“Let us consider it settled that way, then, Roger; and we shall see what sort of luck the best of bait will fetch us. In some of the old stumps and dead wood we can find big, fat grubs, which I am sure the fish will take to savagely.”

“I mean to start looking for bait this very evening when we make camp,” declared Roger, evincing the greatest interest, for the memory of the feast they had enjoyed when that splendid speckled fish was broiled over the red coals had haunted him ever since.

That afternoon the air was unusually clear, and every one was able to see, off in the distance, the lofty peaks of the mountain barrier which must be scaled by the adventurous travelers before they could hope to reach the slopes, on the west, leading down to the blue waters of the Pacific. Somehow the knowledge that on this summer day they had almost arrived at another positive stage of their great undertaking inspired their hearts with fresh hope. And in that cheering atmosphere camp was made when the shadows began to fall.


CHAPTER XII
ON FISHING BENT

“If you think you can get on without me, Dick, I’d like to slip away for a little time,” Roger was saying, after the boats had been run ashore, the horses tethered among the trees, and preparations for supper, with an attendant air of bustle, were well underway.

Of course Dick knew what was in the wind.

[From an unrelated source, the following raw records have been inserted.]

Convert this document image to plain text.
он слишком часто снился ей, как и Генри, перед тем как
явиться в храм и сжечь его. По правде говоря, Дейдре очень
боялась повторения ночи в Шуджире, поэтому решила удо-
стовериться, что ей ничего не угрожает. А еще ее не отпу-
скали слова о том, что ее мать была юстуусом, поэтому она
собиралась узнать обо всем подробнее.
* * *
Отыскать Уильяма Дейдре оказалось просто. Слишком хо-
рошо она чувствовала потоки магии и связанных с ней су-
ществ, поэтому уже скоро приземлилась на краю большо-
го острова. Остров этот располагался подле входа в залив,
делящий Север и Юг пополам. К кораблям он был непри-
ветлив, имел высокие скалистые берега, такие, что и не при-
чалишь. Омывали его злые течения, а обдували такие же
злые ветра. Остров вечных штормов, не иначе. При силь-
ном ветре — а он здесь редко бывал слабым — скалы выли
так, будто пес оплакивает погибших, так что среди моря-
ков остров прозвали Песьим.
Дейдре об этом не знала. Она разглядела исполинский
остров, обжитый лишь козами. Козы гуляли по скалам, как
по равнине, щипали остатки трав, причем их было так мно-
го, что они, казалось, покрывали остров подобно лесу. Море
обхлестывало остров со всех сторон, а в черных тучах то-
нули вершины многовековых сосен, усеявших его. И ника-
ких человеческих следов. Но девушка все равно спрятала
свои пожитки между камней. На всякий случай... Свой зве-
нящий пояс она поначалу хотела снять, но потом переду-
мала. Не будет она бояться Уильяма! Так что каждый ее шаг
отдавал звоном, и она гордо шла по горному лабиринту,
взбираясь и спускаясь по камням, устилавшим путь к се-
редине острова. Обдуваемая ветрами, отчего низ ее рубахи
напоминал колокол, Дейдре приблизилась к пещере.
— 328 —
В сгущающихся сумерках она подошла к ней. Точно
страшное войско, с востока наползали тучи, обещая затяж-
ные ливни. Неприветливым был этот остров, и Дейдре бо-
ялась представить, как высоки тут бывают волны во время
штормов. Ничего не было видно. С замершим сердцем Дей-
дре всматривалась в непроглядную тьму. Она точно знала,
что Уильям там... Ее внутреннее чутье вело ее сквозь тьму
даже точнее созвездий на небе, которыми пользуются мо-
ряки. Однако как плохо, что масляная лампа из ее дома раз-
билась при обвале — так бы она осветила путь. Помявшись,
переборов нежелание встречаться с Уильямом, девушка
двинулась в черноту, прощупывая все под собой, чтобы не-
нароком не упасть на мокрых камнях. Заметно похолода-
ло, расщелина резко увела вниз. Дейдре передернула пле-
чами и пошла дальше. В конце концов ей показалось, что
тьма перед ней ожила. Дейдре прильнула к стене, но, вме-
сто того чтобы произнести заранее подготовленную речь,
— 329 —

He had not forgotten the remark made by his comrade that, if the chances were favorable, he meant to spend half an hour or so that evening collecting worms and grubs to be used as bait when they tried their luck at fishing on the next day.

“To be sure I can,” he told Roger, with a smile. “All you have to do is to trot along with your hatchet, and something to put the grubs in—if you find any.”

“Oh! I’m not afraid of being left in the lurch there,” asserted Roger, stoutly. “I can see plenty of signs of dead wood around here. A fierce storm must have swept across this section many years ago, that leveled plenty of big trees, which are now rotting on the ground. Grubs like to hide in that sort of decayed stuff. Look for me by the time it gets dusk.”